What the body needs: Magnesium.
Foods that contain this: Raw nuts and seeds, legumes, fruits.
Here are the references he gives:
1.Lectures, Cheryl M. Deroin, NMD, Southwest College of Naturopathic Medicine, Spring 2003 (healthy food recommendations)
2.Benard Jenson, PhD, The Chemistry of Man B. Jensen Publisher, 1983 (deficiencies linked to specific cravings and some food recommendations)
I don't know anything about Mr. Setter or these references, but the idea that cravings signal a need for something real makes sense to me.
Hope this is of some help.
I think the problem with this idea is one that many theories have in common: it is both easy to overstate to the point of obvious falsehood, and to understate to the point of trivial truth.
Certainly we have addictions that lead us to crave things our bodies miss, but don't benefit from in the long-term sense. These can be true addictions, or more the psychological discomfort of breaking a habit. We are also familiar with mechanisms like the blood sugar roller coaster, in which a high dose of sugar ultimately results in low blood sugar, leading to cravings for another high dose of sugar.
On the other hand, one could hardly argue against the reality of a visceral sense of hunger or thirst, and it seems likely that if we can crave a specific substance when addicted, we should also be able to feel a need for a specific nutrient when it is good for us.
I know of no studies to substantiate this though, and my only guide is to guess whether it is plausible to be missing something, or to try it and see how we feel. Of course, if we feel better, that still doesn't mean we need it, as that would happen in the cases above, too. It may be a case of short-term relief, long-term harm. It's a really tough question!
In your specific example, maybe you could try making some home fries, and at least you would avoid industrial oils.
I recently posted about this on my website:
I don't know if it's a physical (need for salt) issue so much as I do believe it's somewhat in the mind -- a learned impulse, a desire for "comfort food"?
Please delete my post. Post is in the wrong thread.
I think you can get to a point and determine what your bodies needs are. For instance, last week I took a MovNat Seminar and we took a break for lunch and I had a ribeye and small yam. A couple hours later when the seminar was over, I had some homemade beef jerky and a larabar in the car, just in case. I was craving the carbs and almost was repulsed by the beef jerky (which is very odd for me). So I dove into the larabar and was completely satisfied until dinner.

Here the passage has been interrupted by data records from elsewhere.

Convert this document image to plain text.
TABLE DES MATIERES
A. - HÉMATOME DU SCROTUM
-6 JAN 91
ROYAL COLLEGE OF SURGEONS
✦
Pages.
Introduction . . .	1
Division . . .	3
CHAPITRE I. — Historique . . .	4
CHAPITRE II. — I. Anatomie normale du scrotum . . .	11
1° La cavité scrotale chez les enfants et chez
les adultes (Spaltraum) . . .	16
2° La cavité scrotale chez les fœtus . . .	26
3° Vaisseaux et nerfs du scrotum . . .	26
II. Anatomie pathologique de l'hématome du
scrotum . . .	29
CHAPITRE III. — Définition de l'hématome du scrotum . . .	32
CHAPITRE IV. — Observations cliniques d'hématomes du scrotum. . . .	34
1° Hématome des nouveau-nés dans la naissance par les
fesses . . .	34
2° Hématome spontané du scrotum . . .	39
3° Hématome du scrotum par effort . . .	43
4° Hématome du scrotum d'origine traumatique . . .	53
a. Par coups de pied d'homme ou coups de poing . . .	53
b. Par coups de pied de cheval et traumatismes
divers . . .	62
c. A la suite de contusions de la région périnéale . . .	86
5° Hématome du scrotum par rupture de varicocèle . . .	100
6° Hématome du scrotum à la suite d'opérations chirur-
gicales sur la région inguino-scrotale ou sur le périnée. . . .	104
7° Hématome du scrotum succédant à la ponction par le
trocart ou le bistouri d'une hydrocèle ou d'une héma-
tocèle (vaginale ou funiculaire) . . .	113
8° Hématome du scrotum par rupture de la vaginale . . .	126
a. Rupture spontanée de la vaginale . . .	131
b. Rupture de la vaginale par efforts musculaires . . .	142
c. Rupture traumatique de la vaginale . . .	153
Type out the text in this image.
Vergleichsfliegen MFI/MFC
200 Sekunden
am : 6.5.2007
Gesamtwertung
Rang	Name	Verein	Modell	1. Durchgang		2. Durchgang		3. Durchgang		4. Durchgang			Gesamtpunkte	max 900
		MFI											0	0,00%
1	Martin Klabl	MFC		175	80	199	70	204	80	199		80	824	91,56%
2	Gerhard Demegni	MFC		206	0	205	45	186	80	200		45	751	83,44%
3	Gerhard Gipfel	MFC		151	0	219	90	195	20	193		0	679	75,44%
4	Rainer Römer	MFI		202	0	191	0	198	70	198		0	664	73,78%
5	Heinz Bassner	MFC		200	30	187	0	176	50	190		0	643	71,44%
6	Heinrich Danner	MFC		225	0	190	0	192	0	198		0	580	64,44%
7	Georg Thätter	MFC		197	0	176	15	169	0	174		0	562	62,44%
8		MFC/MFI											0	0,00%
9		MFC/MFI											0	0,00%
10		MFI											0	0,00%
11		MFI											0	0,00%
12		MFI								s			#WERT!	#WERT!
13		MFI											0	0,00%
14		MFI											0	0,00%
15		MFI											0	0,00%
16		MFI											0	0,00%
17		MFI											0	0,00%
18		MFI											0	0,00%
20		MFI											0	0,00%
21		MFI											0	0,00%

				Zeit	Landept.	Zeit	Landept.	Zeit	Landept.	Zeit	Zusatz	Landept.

The tricky part is determining why your body is craving something. More than not, carb cravings are out of boredom for me, but I am able to understand when I really need them.
Just as pregnant women often crave the bizarre and unusual, so do the rest of us from time to time. The issue is to know internally whether it is just a passing phenomenon or an addiction. Even if it isn't clear, just because something isn't "Paleo" per se, shouldn't disqualify it from your diet. I don't think that eating anything at any given time will upset your apple cart. There's nothing like a few good chips every now and then.